25 de maio de 2005

Traidor ou refugiado?

Com essa novela da Globo, que minha mulher teima em assistir, eu tenho recebido vários e-mails que variam em dois temas:

a) Coitado de você e tudo que você passou aí!
b) Seu traidor, como tem coragem de abandonar o seu país!?!

O primeiro me faz rir. Porque eu vim para cá totalmente legalizado, numa condição muito melhor que muito americando nascido aqui. Visto de trabalho, salário de classe média, emprego bom, trabalho interessante, nunca fui discriminado em lugar algum... Enfim, dei sorte.

Eu sei que e vejo muito brasileiro (e outras nacionalidades também) vindo para cá para viver em condições que eu considero questionáveis - mas que eles obviamente acham aceitáveis. Diria até que melhores que no Brasil, já que vieram para cá, e ficam aqui.

Não foi meu caso, podem ficar tranquilos.

O segundo tipo de e-mail deveria me causar indignação, mas causa mesmo uma certa pena.

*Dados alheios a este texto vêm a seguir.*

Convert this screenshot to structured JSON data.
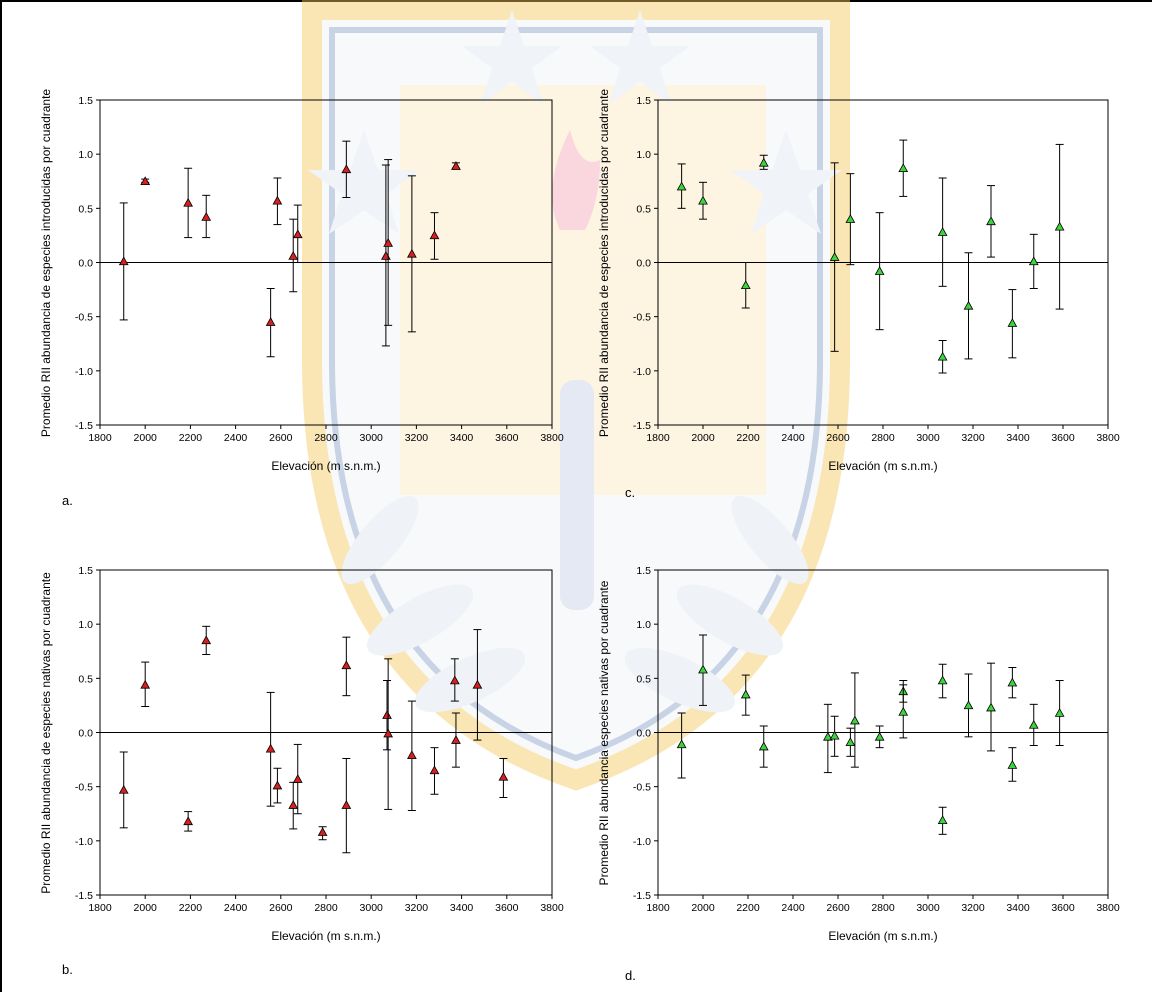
{
  "colors": {
    "red": "#d42020",
    "green": "#3fd23f",
    "marker_stroke": "#000000"
  },
  "chart_data": [
    {
      "type": "scatter",
      "panel_label": "a.",
      "xlabel": "Elevación (m s.n.m.)",
      "ylabel": "Promedio RII abundancia de especies introducidas por cuadrante",
      "xlim": [
        1800,
        3800
      ],
      "ylim": [
        -1.5,
        1.5
      ],
      "xticks": [
        "1800",
        "2000",
        "2200",
        "2400",
        "2600",
        "2800",
        "3000",
        "3200",
        "3400",
        "3600",
        "3800"
      ],
      "yticks": [
        "-1.5",
        "-1.0",
        "-0.5",
        "0.0",
        "0.5",
        "1.0",
        "1.5"
      ],
      "marker_color": "red",
      "points": [
        {
          "x": 1905,
          "y": 0.01,
          "low": -0.53,
          "high": 0.55
        },
        {
          "x": 2000,
          "y": 0.75,
          "low": 0.74,
          "high": 0.77
        },
        {
          "x": 2190,
          "y": 0.55,
          "low": 0.23,
          "high": 0.87
        },
        {
          "x": 2270,
          "y": 0.42,
          "low": 0.23,
          "high": 0.62
        },
        {
          "x": 2555,
          "y": -0.55,
          "low": -0.87,
          "high": -0.24
        },
        {
          "x": 2585,
          "y": 0.57,
          "low": 0.35,
          "high": 0.78
        },
        {
          "x": 2655,
          "y": 0.06,
          "low": -0.27,
          "high": 0.4
        },
        {
          "x": 2675,
          "y": 0.26,
          "low": 0.0,
          "high": 0.53
        },
        {
          "x": 2890,
          "y": 0.86,
          "low": 0.6,
          "high": 1.12
        },
        {
          "x": 3065,
          "y": 0.06,
          "low": -0.77,
          "high": 0.9
        },
        {
          "x": 3075,
          "y": 0.18,
          "low": -0.58,
          "high": 0.95
        },
        {
          "x": 3180,
          "y": 0.08,
          "low": -0.64,
          "high": 0.8
        },
        {
          "x": 3280,
          "y": 0.25,
          "low": 0.03,
          "high": 0.46
        },
        {
          "x": 3375,
          "y": 0.89,
          "low": 0.87,
          "high": 0.92
        }
      ]
    },
    {
      "type": "scatter",
      "panel_label": "b.",
      "xlabel": "Elevación (m s.n.m.)",
      "ylabel": "Promedio RII abundancia de especies nativas por cuadrante",
      "xlim": [
        1800,
        3800
      ],
      "ylim": [
        -1.5,
        1.5
      ],
      "xticks": [
        "1800",
        "2000",
        "2200",
        "2400",
        "2600",
        "2800",
        "3000",
        "3200",
        "3400",
        "3600",
        "3800"
      ],
      "yticks": [
        "-1.5",
        "-1.0",
        "-0.5",
        "0.0",
        "0.5",
        "1.0",
        "1.5"
      ],
      "marker_color": "red",
      "points": [
        {
          "x": 1905,
          "y": -0.53,
          "low": -0.88,
          "high": -0.18
        },
        {
          "x": 2000,
          "y": 0.44,
          "low": 0.24,
          "high": 0.65
        },
        {
          "x": 2190,
          "y": -0.82,
          "low": -0.91,
          "high": -0.73
        },
        {
          "x": 2270,
          "y": 0.85,
          "low": 0.72,
          "high": 0.98
        },
        {
          "x": 2555,
          "y": -0.15,
          "low": -0.68,
          "high": 0.37
        },
        {
          "x": 2585,
          "y": -0.49,
          "low": -0.65,
          "high": -0.33
        },
        {
          "x": 2655,
          "y": -0.67,
          "low": -0.89,
          "high": -0.46
        },
        {
          "x": 2675,
          "y": -0.43,
          "low": -0.75,
          "high": -0.11
        },
        {
          "x": 2785,
          "y": -0.92,
          "low": -0.99,
          "high": -0.87
        },
        {
          "x": 2890,
          "y": 0.62,
          "low": 0.34,
          "high": 0.88
        },
        {
          "x": 2890,
          "y": -0.67,
          "low": -1.11,
          "high": -0.24
        },
        {
          "x": 3070,
          "y": 0.16,
          "low": -0.16,
          "high": 0.48
        },
        {
          "x": 3075,
          "y": -0.01,
          "low": -0.71,
          "high": 0.68
        },
        {
          "x": 3180,
          "y": -0.21,
          "low": -0.72,
          "high": 0.29
        },
        {
          "x": 3280,
          "y": -0.35,
          "low": -0.57,
          "high": -0.14
        },
        {
          "x": 3370,
          "y": 0.48,
          "low": 0.29,
          "high": 0.68
        },
        {
          "x": 3375,
          "y": -0.07,
          "low": -0.32,
          "high": 0.18
        },
        {
          "x": 3470,
          "y": 0.44,
          "low": -0.07,
          "high": 0.95
        },
        {
          "x": 3585,
          "y": -0.41,
          "low": -0.6,
          "high": -0.24
        }
      ]
    },
    {
      "type": "scatter",
      "panel_label": "c.",
      "xlabel": "Elevación (m s.n.m.)",
      "ylabel": "Promedio RII abundancia de especies introducidas por cuadrante",
      "xlim": [
        1800,
        3800
      ],
      "ylim": [
        -1.5,
        1.5
      ],
      "xticks": [
        "1800",
        "2000",
        "2200",
        "2400",
        "2600",
        "2800",
        "3000",
        "3200",
        "3400",
        "3600",
        "3800"
      ],
      "yticks": [
        "-1.5",
        "-1.0",
        "-0.5",
        "0.0",
        "0.5",
        "1.0",
        "1.5"
      ],
      "marker_color": "green",
      "points": [
        {
          "x": 1905,
          "y": 0.7,
          "low": 0.5,
          "high": 0.91
        },
        {
          "x": 2000,
          "y": 0.57,
          "low": 0.4,
          "high": 0.74
        },
        {
          "x": 2190,
          "y": -0.21,
          "low": -0.42,
          "high": 0.0
        },
        {
          "x": 2270,
          "y": 0.92,
          "low": 0.86,
          "high": 0.99
        },
        {
          "x": 2585,
          "y": 0.05,
          "low": -0.82,
          "high": 0.92
        },
        {
          "x": 2655,
          "y": 0.4,
          "low": -0.02,
          "high": 0.82
        },
        {
          "x": 2785,
          "y": -0.08,
          "low": -0.62,
          "high": 0.46
        },
        {
          "x": 2890,
          "y": 0.87,
          "low": 0.61,
          "high": 1.13
        },
        {
          "x": 3065,
          "y": 0.28,
          "low": -0.22,
          "high": 0.78
        },
        {
          "x": 3065,
          "y": -0.87,
          "low": -1.02,
          "high": -0.72
        },
        {
          "x": 3180,
          "y": -0.4,
          "low": -0.89,
          "high": 0.09
        },
        {
          "x": 3280,
          "y": 0.38,
          "low": 0.05,
          "high": 0.71
        },
        {
          "x": 3375,
          "y": -0.56,
          "low": -0.88,
          "high": -0.25
        },
        {
          "x": 3470,
          "y": 0.01,
          "low": -0.24,
          "high": 0.26
        },
        {
          "x": 3585,
          "y": 0.33,
          "low": -0.43,
          "high": 1.09
        }
      ]
    },
    {
      "type": "scatter",
      "panel_label": "d.",
      "xlabel": "Elevación (m s.n.m.)",
      "ylabel": "Promedio RII abundancia especies nativas por cuadrante",
      "xlim": [
        1800,
        3800
      ],
      "ylim": [
        -1.5,
        1.5
      ],
      "xticks": [
        "1800",
        "2000",
        "2200",
        "2400",
        "2600",
        "2800",
        "3000",
        "3200",
        "3400",
        "3600",
        "3800"
      ],
      "yticks": [
        "-1.5",
        "-1.0",
        "-0.5",
        "0.0",
        "0.5",
        "1.0",
        "1.5"
      ],
      "marker_color": "green",
      "points": [
        {
          "x": 1905,
          "y": -0.11,
          "low": -0.42,
          "high": 0.18
        },
        {
          "x": 2000,
          "y": 0.58,
          "low": 0.25,
          "high": 0.9
        },
        {
          "x": 2190,
          "y": 0.35,
          "low": 0.16,
          "high": 0.53
        },
        {
          "x": 2270,
          "y": -0.13,
          "low": -0.32,
          "high": 0.06
        },
        {
          "x": 2555,
          "y": -0.04,
          "low": -0.37,
          "high": 0.26
        },
        {
          "x": 2585,
          "y": -0.03,
          "low": -0.22,
          "high": 0.15
        },
        {
          "x": 2655,
          "y": -0.09,
          "low": -0.22,
          "high": 0.04
        },
        {
          "x": 2675,
          "y": 0.11,
          "low": -0.32,
          "high": 0.55
        },
        {
          "x": 2785,
          "y": -0.04,
          "low": -0.14,
          "high": 0.06
        },
        {
          "x": 2890,
          "y": 0.38,
          "low": 0.28,
          "high": 0.48
        },
        {
          "x": 2890,
          "y": 0.19,
          "low": -0.05,
          "high": 0.44
        },
        {
          "x": 3065,
          "y": 0.48,
          "low": 0.32,
          "high": 0.63
        },
        {
          "x": 3065,
          "y": -0.81,
          "low": -0.94,
          "high": -0.69
        },
        {
          "x": 3180,
          "y": 0.25,
          "low": -0.04,
          "high": 0.54
        },
        {
          "x": 3280,
          "y": 0.23,
          "low": -0.17,
          "high": 0.64
        },
        {
          "x": 3375,
          "y": 0.46,
          "low": 0.32,
          "high": 0.6
        },
        {
          "x": 3375,
          "y": -0.3,
          "low": -0.45,
          "high": -0.14
        },
        {
          "x": 3470,
          "y": 0.07,
          "low": -0.12,
          "high": 0.26
        },
        {
          "x": 3585,
          "y": 0.18,
          "low": -0.12,
          "high": 0.48
        }
      ]
    }
  ]
}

As pessoas no Brasil (no mundo!) hoje tem uma mentalidade anti-americanista virulenta. Não que não haja razão para ter um pé atrás com a política externa que o país sempre desenvolveu e que piorou com o Bushismo. Mas o que me espanta e o nível da "reação".

A Europa é muito pior em termos de relações comerciais com o Brasil que os EUA. Os EUA tem uma relação comercial que beneficia o Brasil que nenhum outro país tem. Nada disso conta.

Os EUA, historicamente, livraram o mundo de vários potenciais reinados sombrios. Segunda guerra mundial e o comunismo Russo são os exemplos mais gritantes. Isso também não importa.

Uma grande parte das drogas e avanços tecnológicos que beneficiam a humanidade - com um custo, claro, é o capitalismo (o único sistema que funciona) - foram inventadas ou aperfeiçoadas nos EUA. Isso é irrelevante.

E qualquer um que ouse se basear nos EUA, é obviamente um traidor biltre.

O Brasil, por outro lado, não tem problemas. É uma nação impar, que não erra. Estamos acima do bem e do mal.

Todos os países do planeta terra (e eu me aventuro a dizer de qualquer planeta onde humanos habitem) tem problemas. Cada indíviduo tem de avaliar que problemas está disposto a conviver ou qual problemas é capaz de sobreviver.

Eu decidi que prefiro viver num país onde eu discordo majoritariamente da política externa e de mais alguns resquícios de ignorância; do que num onde eu discordo de quase tudo e onde a ignorância é predominante. Prefiro conviver com a ignorância e o super-conservadorismo de alguns vizinhos, do que não ter certeza de se vou conseguir voltar pra casa vivo - apesar dos impostos pagos em dia (e caros). Prefiro falar outra língua e viver todos os dias com saudades do mar, do que falar a minha, ter o mar, e ver minha sociedade sendo lentamente dizimada pelo caos, sem nenhum tipo de reação.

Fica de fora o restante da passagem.